= António Dias da Cunha =

Portuguese Businessman (born 1933)

António Augusto Serra Campos Dias da Cunha (born 1933 in Beira, Mozambique) is a Portuguese businessman.

== Early life ==
He was born in Mozambique when the territory was under Portuguese rule. He moved to Portugal at age nine.

He earned a Licentiate in Law from the Faculty of Law of the University of Lisbon. He practiced various sports while a college student, alternating between football, handball and basketball. In rugby he participated in the national championship of the 1st division.

== Career ==
He established many businesses and gave support to social institutions.

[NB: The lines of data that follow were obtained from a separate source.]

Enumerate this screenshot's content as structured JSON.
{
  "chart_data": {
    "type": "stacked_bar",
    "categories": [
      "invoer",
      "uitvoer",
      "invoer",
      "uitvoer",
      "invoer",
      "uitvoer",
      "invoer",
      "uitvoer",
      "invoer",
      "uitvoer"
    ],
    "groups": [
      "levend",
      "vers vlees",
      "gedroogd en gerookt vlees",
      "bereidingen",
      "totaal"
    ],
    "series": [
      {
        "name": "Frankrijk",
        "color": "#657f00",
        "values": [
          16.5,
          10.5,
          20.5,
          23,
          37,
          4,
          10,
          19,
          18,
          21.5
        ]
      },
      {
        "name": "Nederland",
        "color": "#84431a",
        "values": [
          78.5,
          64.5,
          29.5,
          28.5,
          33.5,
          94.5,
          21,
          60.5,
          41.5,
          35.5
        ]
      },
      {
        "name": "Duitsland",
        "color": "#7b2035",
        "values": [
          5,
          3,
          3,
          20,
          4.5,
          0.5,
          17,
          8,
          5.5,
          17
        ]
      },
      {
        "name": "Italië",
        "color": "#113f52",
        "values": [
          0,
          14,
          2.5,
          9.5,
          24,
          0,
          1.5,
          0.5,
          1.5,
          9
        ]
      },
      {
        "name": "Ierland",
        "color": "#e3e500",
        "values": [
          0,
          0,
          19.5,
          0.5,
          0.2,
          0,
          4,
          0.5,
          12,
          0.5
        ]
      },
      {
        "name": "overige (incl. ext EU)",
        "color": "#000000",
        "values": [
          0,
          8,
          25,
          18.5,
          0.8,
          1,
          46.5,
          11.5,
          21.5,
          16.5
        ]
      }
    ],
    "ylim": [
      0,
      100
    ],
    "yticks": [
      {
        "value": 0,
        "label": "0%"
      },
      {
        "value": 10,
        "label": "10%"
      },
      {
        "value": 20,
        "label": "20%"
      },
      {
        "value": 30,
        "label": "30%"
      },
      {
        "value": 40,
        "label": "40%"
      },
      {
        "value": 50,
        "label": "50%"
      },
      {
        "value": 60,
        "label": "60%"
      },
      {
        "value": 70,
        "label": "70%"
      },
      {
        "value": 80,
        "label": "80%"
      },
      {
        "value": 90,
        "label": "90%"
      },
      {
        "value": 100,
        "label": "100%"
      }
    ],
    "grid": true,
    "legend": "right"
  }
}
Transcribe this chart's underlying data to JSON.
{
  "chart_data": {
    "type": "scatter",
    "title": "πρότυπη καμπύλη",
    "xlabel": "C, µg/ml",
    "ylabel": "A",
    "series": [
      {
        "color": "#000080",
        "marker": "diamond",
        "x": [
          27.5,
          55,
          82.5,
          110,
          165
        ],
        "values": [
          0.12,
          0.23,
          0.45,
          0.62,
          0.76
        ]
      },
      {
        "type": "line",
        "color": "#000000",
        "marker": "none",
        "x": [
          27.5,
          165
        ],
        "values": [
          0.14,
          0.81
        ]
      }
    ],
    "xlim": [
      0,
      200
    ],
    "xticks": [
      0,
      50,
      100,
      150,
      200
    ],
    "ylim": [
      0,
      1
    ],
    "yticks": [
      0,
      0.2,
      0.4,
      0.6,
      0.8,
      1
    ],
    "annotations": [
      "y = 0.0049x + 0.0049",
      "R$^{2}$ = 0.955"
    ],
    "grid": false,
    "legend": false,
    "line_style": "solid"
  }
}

He associated with the Sporting CP at invitation of Emídio Pinheiro, a former President of the General Assembly. Before the Carnation Revolution he became a friend of José Roquette and, later went with him to the Direction of the SCP. In August 2000, he assumed the Club Presidency and of the Patrimony Managing Society of Sporting as the 45th president. He succeeded Roquette, who had transformed the club into a Sport Anonymous Society. Under his presidency started at the end of 2001 the works of the new Estádio José Alvalade and Sporting was national champion in soccer in the season 2001/2002. During his tenure he became notorious for his complaints of "the fault is the system's" often when the club suffered defeats that were not directly its own. He resigned in 2005 in solidarity with manager José Peseiro and was succeeded by Filipe Soares Franco.

Da Cunha is not a member of a political party, but is connected to the Socialist Party, and publicly supported the candidacies of Mário Soares and Jorge Sampaio.